Fue ese encuentro el que años después revivió Dopazo. Ahora acaba de regresar a su ciudad, San Luis, donde ejerce de abogado, tras dos semanas por España. Hace apenas unos días paseaba por la plaza de A Peregrina junto a su mujer para encontrarse con su prima Beti y Clara y Manolo, la hija y el marido de esta. Entre aquel viaje y este han transcurrido otros tres más. Por eso conoce la ciudad del Lérez tan bien: «Pontevedra ha cambiado su fisonomía y, sobre todo, la oferta gastronómica. Antes tenías que preguntar por un lugar u otro, y te decían tres o cuatro y tenías que ir a Casa Román para comer bien. Y hoy puedes ir a cualquier sitio, es muy distinto de hace 25 años. Antes comías comida típica de acá y solamente eso era la oferta, y hoy tienes una variedad amplia y creo que es por la demanda de un turismo nuevo de un tiempo a esta parte», explica.

 Y no es una cuestión solo de servicios: «Yo vine la primera vez en el año 1986, era otra Pontevedra, y otro Marín y otro Mogor. Ha cambiado muchísimo en estos últimos 25 años. La Pontevedra que yo conocí era una cuidad muy provinciana, y había una gran diferencia entre lo que era Vigo y Pontevedra, y hoy se la ve una ciudad mucho más consolidada y moderna. Ayer fui a Santiago y vi turistas como no vi en mi vida. Me parece que hoy Galicia se está convirtiendo en un atractivo para el turismo internacional, y me parece que treinta años atrás no estaban acostumbrados a eso», matiza.

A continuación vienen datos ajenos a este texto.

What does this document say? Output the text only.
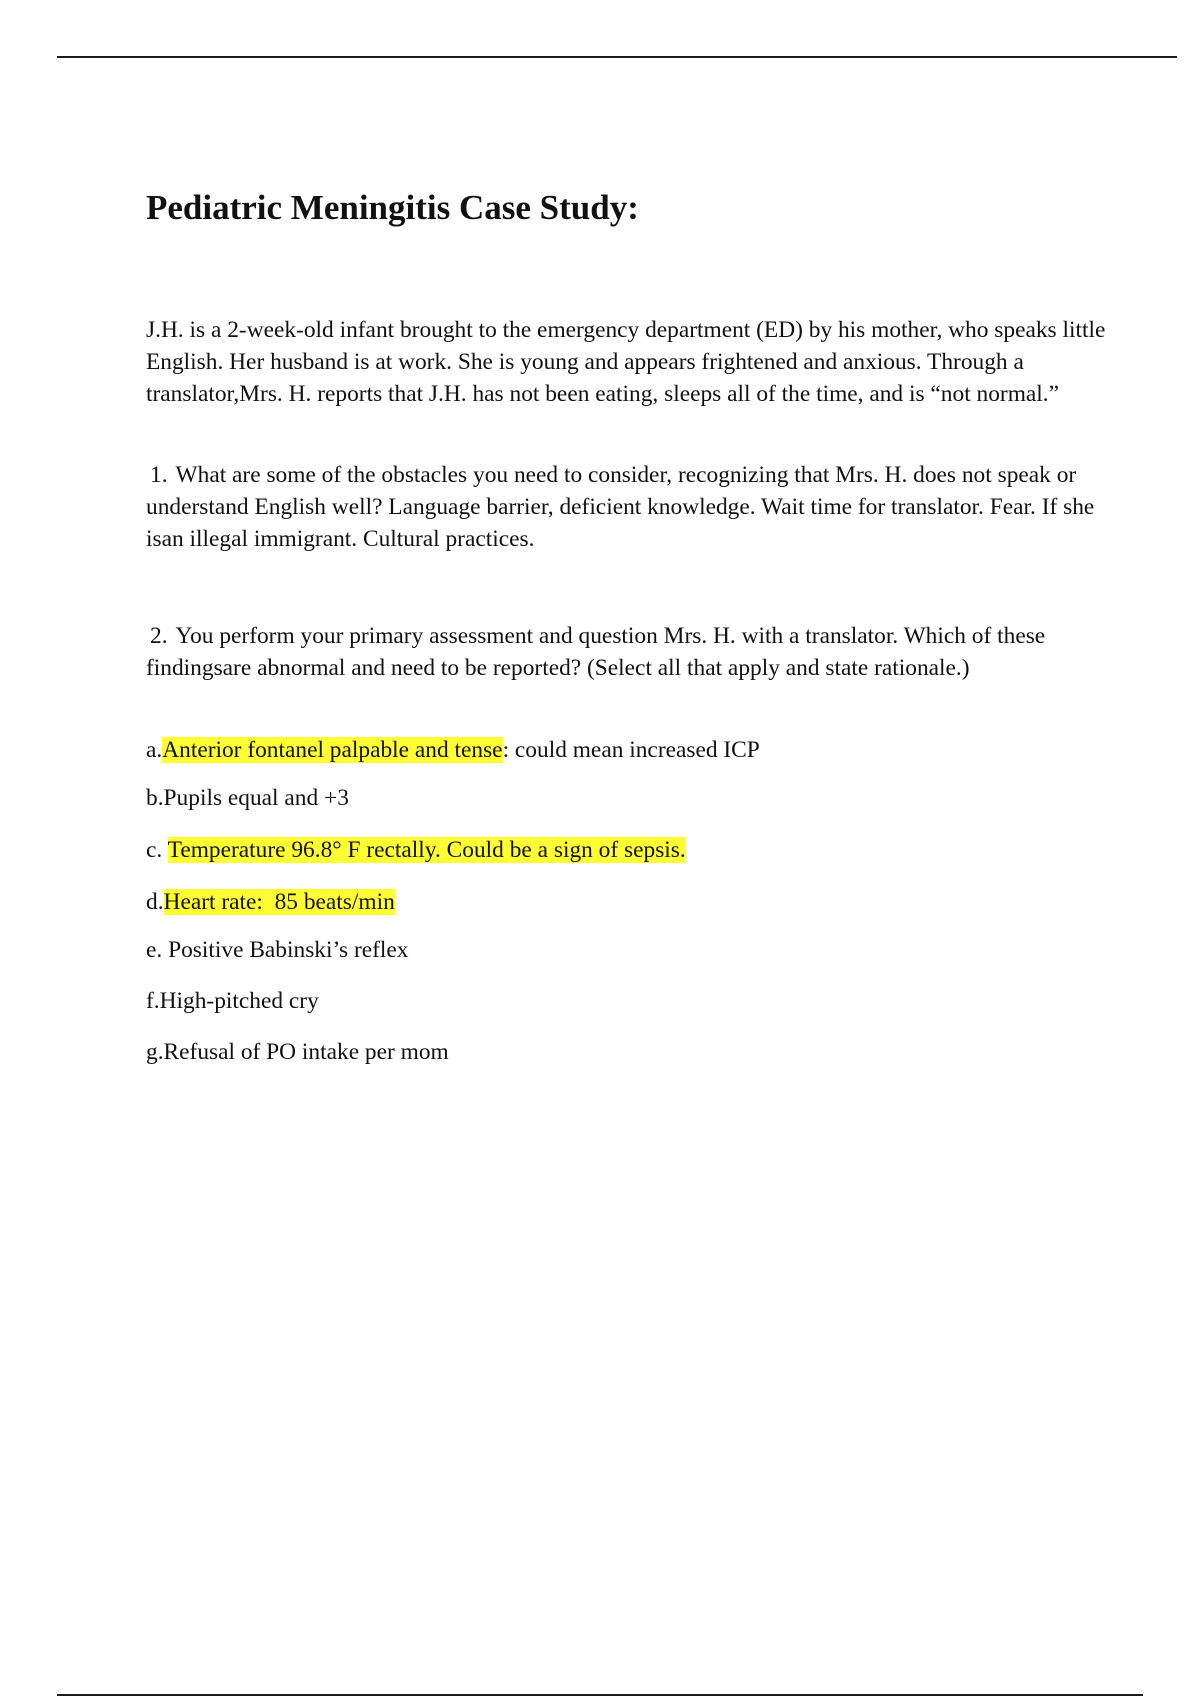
Pediatric Meningitis Case Study:

J.H. is a 2-week-old infant brought to the emergency department (ED) by his mother, who speaks little English. Her husband is at work. She is young and appears frightened and anxious. Through a translator,Mrs. H. reports that J.H. has not been eating, sleeps all of the time, and is “not normal.”

1. What are some of the obstacles you need to consider, recognizing that Mrs. H. does not speak or understand English well? Language barrier, deficient knowledge. Wait time for translator. Fear. If she isan illegal immigrant. Cultural practices.

2. You perform your primary assessment and question Mrs. H. with a translator. Which of these findingsare abnormal and need to be reported? (Select all that apply and state rationale.)

a.Anterior fontanel palpable and tense: could mean increased ICP

b.Pupils equal and +3

c. Temperature 96.8° F rectally. Could be a sign of sepsis.

d.Heart rate:  85 beats/min

e. Positive Babinski’s reflex

f.High-pitched cry

g.Refusal of PO intake per mom
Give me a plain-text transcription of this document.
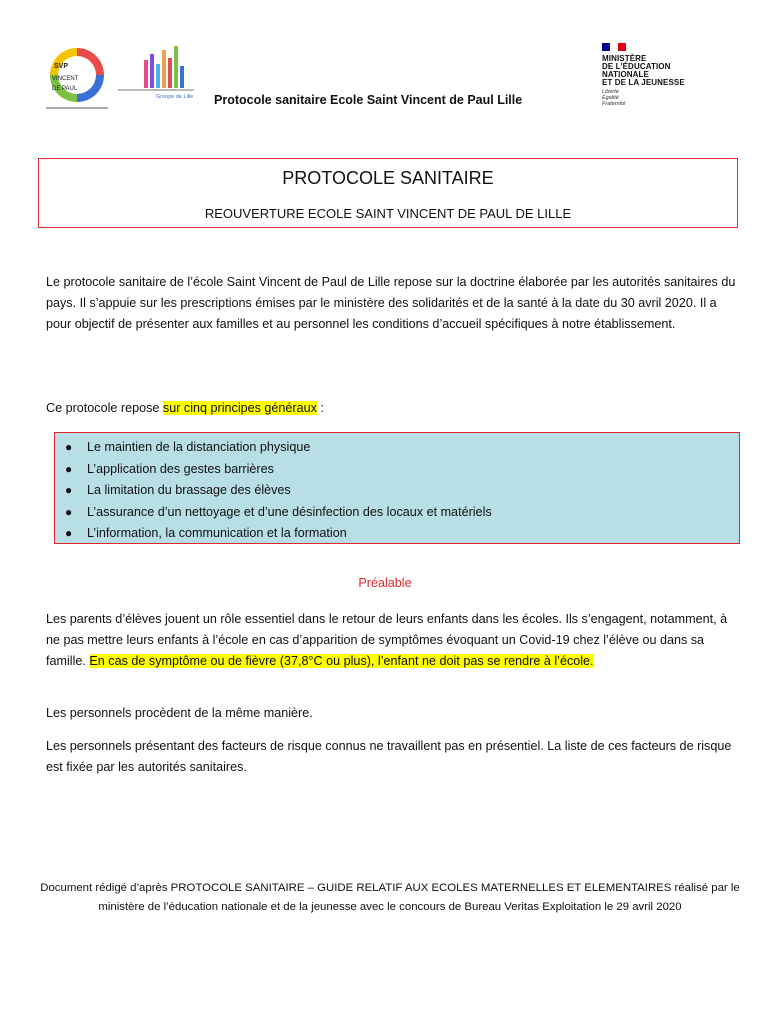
SVP
VINCENT
DE PAUL
Groupe de Lille Protocole sanitaire Ecole Saint Vincent de Paul Lille
MINISTÈRE
DE L'ÉDUCATION
NATIONALE
ET DE LA JEUNESSE
Liberté
Égalité
Fraternité
PROTOCOLE SANITAIRE
REOUVERTURE ECOLE SAINT VINCENT DE PAUL DE LILLE
Le protocole sanitaire de l’école Saint Vincent de Paul de Lille repose sur la doctrine élaborée par les autorités sanitaires du pays. Il s’appuie sur les prescriptions émises par le ministère des solidarités et de la santé à la date du 30 avril 2020. Il a pour objectif de présenter aux familles et au personnel les conditions d’accueil spécifiques à notre établissement.
Ce protocole repose sur cinq principes généraux :
● Le maintien de la distanciation physique
● L’application des gestes barrières
● La limitation du brassage des élèves
● L’assurance d’un nettoyage et d’une désinfection des locaux et matériels
● L’information, la communication et la formation
Préalable
Les parents d’élèves jouent un rôle essentiel dans le retour de leurs enfants dans les écoles. Ils s’engagent, notamment, à ne pas mettre leurs enfants à l’école en cas d’apparition de symptômes évoquant un Covid-19 chez l’élève ou dans sa famille. En cas de symptôme ou de fièvre (37,8°C ou plus), l’enfant ne doit pas se rendre à l’école.
Les personnels procèdent de la même manière.
Les personnels présentant des facteurs de risque connus ne travaillent pas en présentiel. La liste de ces facteurs de risque est fixée par les autorités sanitaires.
Document rédigé d’après PROTOCOLE SANITAIRE – GUIDE RELATIF AUX ECOLES MATERNELLES ET ELEMENTAIRES réalisé par le ministère de l’éducation nationale et de la jeunesse avec le concours de Bureau Veritas Exploitation le 29 avril 2020
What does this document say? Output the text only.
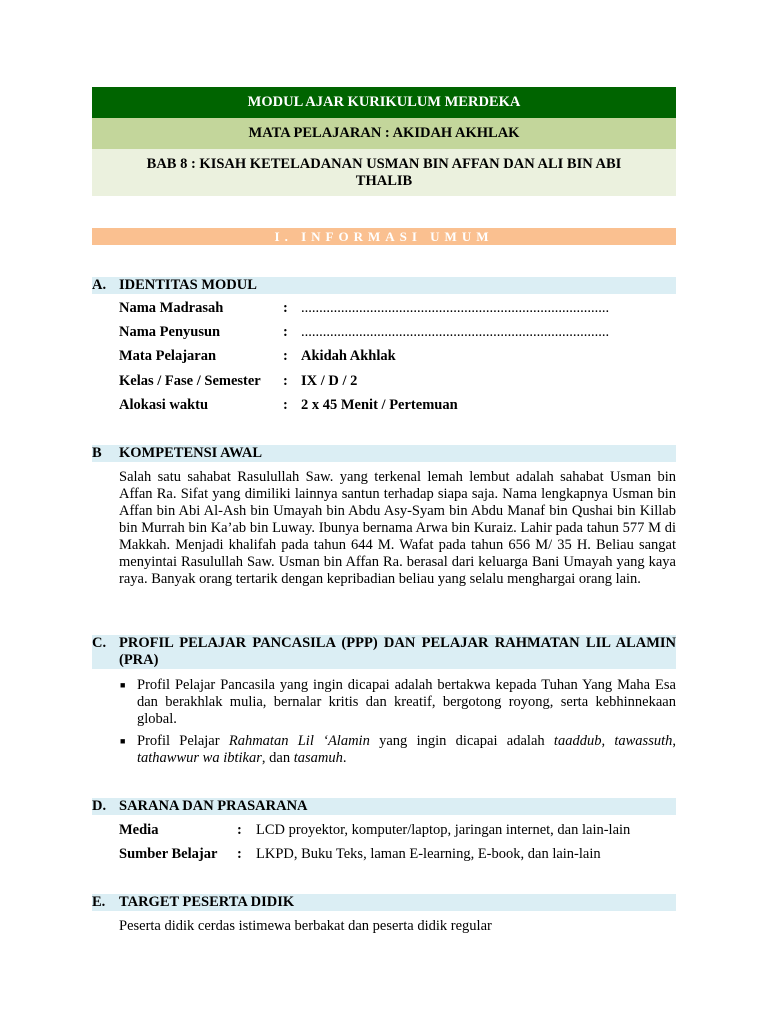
MODUL AJAR KURIKULUM MERDEKA
MATA PELAJARAN : AKIDAH AKHLAK
BAB 8 : KISAH KETELADANAN USMAN BIN AFFAN DAN ALI BIN ABI THALIB
I. INFORMASI UMUM
A. IDENTITAS MODUL
Nama Madrasah	: .....................................................................................
Nama Penyusun	: .....................................................................................
Mata Pelajaran	: Akidah Akhlak
Kelas / Fase / Semester : IX / D / 2
Alokasi waktu	: 2 x 45 Menit / Pertemuan
B	KOMPETENSI AWAL
Salah satu sahabat Rasulullah Saw. yang terkenal lemah lembut adalah sahabat Usman bin Affan Ra. Sifat yang dimiliki lainnya santun terhadap siapa saja. Nama lengkapnya Usman bin Affan bin Abi Al-Ash bin Umayah bin Abdu Asy-Syam bin Abdu Manaf bin Qushai bin Killab bin Murrah bin Ka’ab bin Luway. Ibunya bernama Arwa bin Kuraiz. Lahir pada tahun 577 M di Makkah. Menjadi khalifah pada tahun 644 M. Wafat pada tahun 656 M/ 35 H. Beliau sangat menyintai Rasulullah Saw. Usman bin Affan Ra. berasal dari keluarga Bani Umayah yang kaya raya. Banyak orang tertarik dengan kepribadian beliau yang selalu menghargai orang lain.
C. PROFIL PELAJAR PANCASILA (PPP) DAN PELAJAR RAHMATAN LIL ALAMIN (PRA)
■ Profil Pelajar Pancasila yang ingin dicapai adalah bertakwa kepada Tuhan Yang Maha Esa dan berakhlak mulia, bernalar kritis dan kreatif, bergotong royong, serta kebhinnekaan global.
■ Profil Pelajar Rahmatan Lil ‘Alamin yang ingin dicapai adalah taaddub, tawassuth, tathawwur wa ibtikar, dan tasamuh.
D. SARANA DAN PRASARANA
Media	: LCD proyektor, komputer/laptop, jaringan internet, dan lain-lain
Sumber Belajar : LKPD, Buku Teks, laman E-learning, E-book, dan lain-lain
E. TARGET PESERTA DIDIK
Peserta didik cerdas istimewa berbakat dan peserta didik regular
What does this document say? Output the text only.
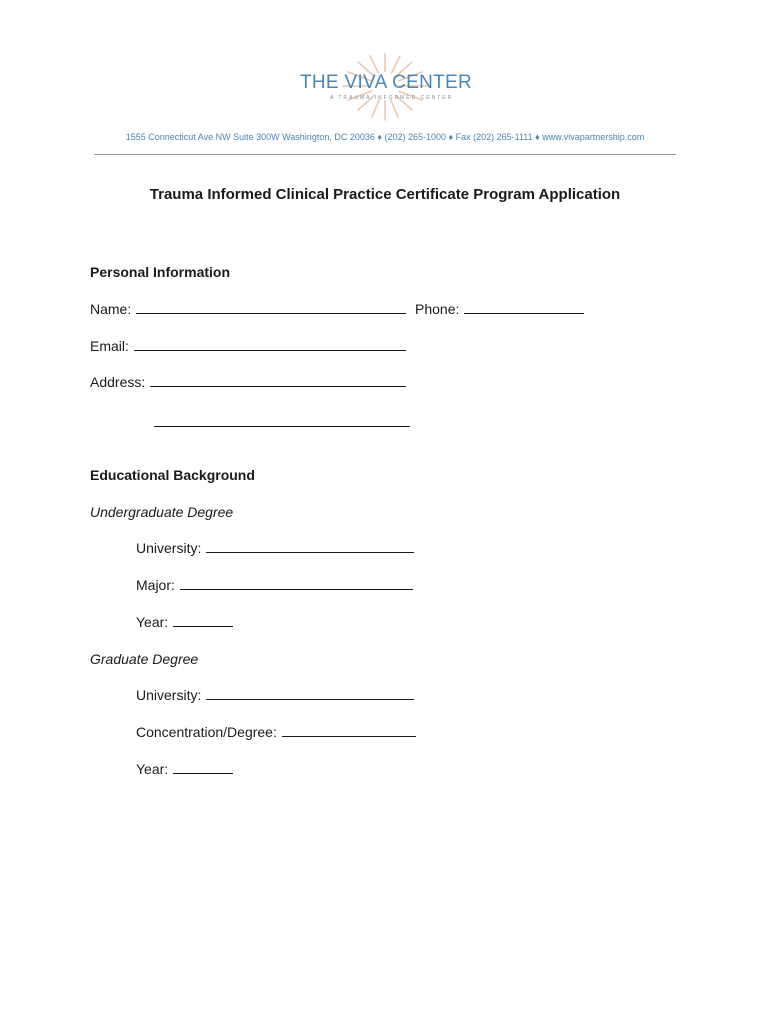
THE VIVA CENTER
A TRAUMA INFORMED CENTER
1555 Connecticut Ave NW Suite 300W Washington, DC 20036 ♦ (202) 265-1000 ♦ Fax (202) 265-1111 ♦ www.vivapartnership.com
Trauma Informed Clinical Practice Certificate Program Application
Personal Information
Name:	Phone:
Email:
Address:
Educational Background
Undergraduate Degree
University:
Major:
Year:
Graduate Degree
University:
Concentration/Degree:
Year:
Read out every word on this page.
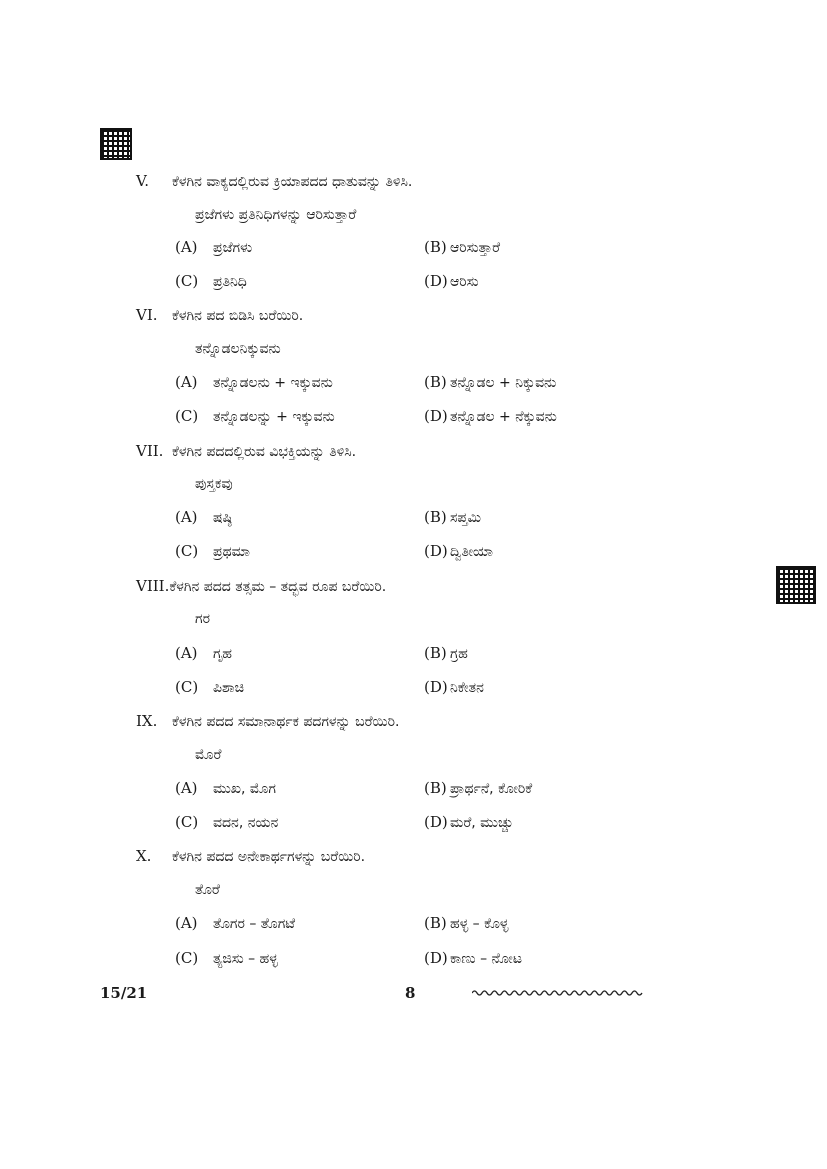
V. ಕೆಳಗಿನ ವಾಕ್ಯದಲ್ಲಿರುವ ಕ್ರಿಯಾಪದದ ಧಾತುವನ್ನು ತಿಳಿಸಿ.
ಪ್ರಜೆಗಳು ಪ್ರತಿನಿಧಿಗಳನ್ನು ಆರಿಸುತ್ತಾರೆ
(A) ಪ್ರಜೆಗಳು	(B) ಆರಿಸುತ್ತಾರೆ
(C) ಪ್ರತಿನಿಧಿ	(D) ಆರಿಸು
VI. ಕೆಳಗಿನ ಪದ ಬಿಡಿಸಿ ಬರೆಯಿರಿ.
ತನ್ನೊಡಲನಿಕ್ಕುವನು
(A) ತನ್ನೊಡಲನು + ಇಕ್ಕುವನು	(B) ತನ್ನೊಡಲ + ನಿಕ್ಕುವನು
(C) ತನ್ನೊಡಲನ್ನು + ಇಕ್ಕುವನು	(D) ತನ್ನೊಡಲ + ನೆಕ್ಕುವನು
VII. ಕೆಳಗಿನ ಪದದಲ್ಲಿರುವ ವಿಭಕ್ತಿಯನ್ನು ತಿಳಿಸಿ.
ಪುಸ್ತಕವು
(A) ಷಷ್ಠಿ	(B) ಸಪ್ತಮಿ
(C) ಪ್ರಥಮಾ	(D) ದ್ವಿತೀಯಾ
VIII.ಕೆಳಗಿನ ಪದದ ತತ್ಸಮ – ತದ್ಭವ ರೂಪ ಬರೆಯಿರಿ.
ಗರ
(A) ಗೃಹ	(B) ಗ್ರಹ
(C) ಪಿಶಾಚಿ	(D) ನಿಕೇತನ
IX. ಕೆಳಗಿನ ಪದದ ಸಮಾನಾರ್ಥಕ ಪದಗಳನ್ನು ಬರೆಯಿರಿ.
ಮೊರೆ
(A) ಮುಖ, ಮೊಗ	(B) ಪ್ರಾರ್ಥನೆ, ಕೋರಿಕೆ
(C) ವದನ, ನಯನ	(D) ಮರೆ, ಮುಚ್ಚು
X. ಕೆಳಗಿನ ಪದದ ಅನೇಕಾರ್ಥಗಳನ್ನು ಬರೆಯಿರಿ.
ತೊರೆ
(A) ತೊಗರ – ತೊಗಟೆ	(B) ಹಳ್ಳ – ಕೊಳ್ಳ
(C) ತ್ಯಜಿಸು – ಹಳ್ಳ	(D) ಕಾಣು – ನೋಟ
15/21	8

El acento le delata. Incluso aunque descienda de la familia que regentó «una taberna bien española» que, a pesar de que ya no es de los Dopazo, sigue siéndolo. «El otro día me acompañó mi señora y la miraban, porque no entran mujeres en esa casa, y se sirve el orujo que lo hacen por ahí, y estrella Galicia y un poco de vino y unos fiambres y nada más», explica, con la voz encendida. Igual que cuando habla de la parroquia de sus antepasados. Y también un poco la suya: « La impresión que me causa es que todavía se conservan desde la arteria principal, sobre todo hacia arriba y un poco hacia abajo, costumbres muy tradicionales del gallego: el cultivo de la tierra, las mujeres grandes (mayores) con sus bolsas cultivando las verduras. Y nos llamó mucho la atención que hay mucha longevidad, mucha gente grande que pasa de los 80 años en plena actividad y están haciendo lo que hicieron durante toda su vida: cuidar el tomate, cultivar sus lechugas... Hay mucha tradición española guardada en esos pueblos, que quizás ustedes, por la cercanía o por la vorágine del día a día, no lo puedan llegar a apreciar». Y habla de los hórreos, de los pequeños que se venden como recuerdo y de los grandes, que se usan para almacenar el grano.

Y también de los dos años que pasó planeando el viaje a Galicia y de cómo su hija, María Agustina, está a punto de viajar a Mogor. «Ahora le va a tocar a Clarita, la hija de mi prima y a mis hijos seguir consolidando los lazos», sentencia, confiado de que sí o sí va a ser así.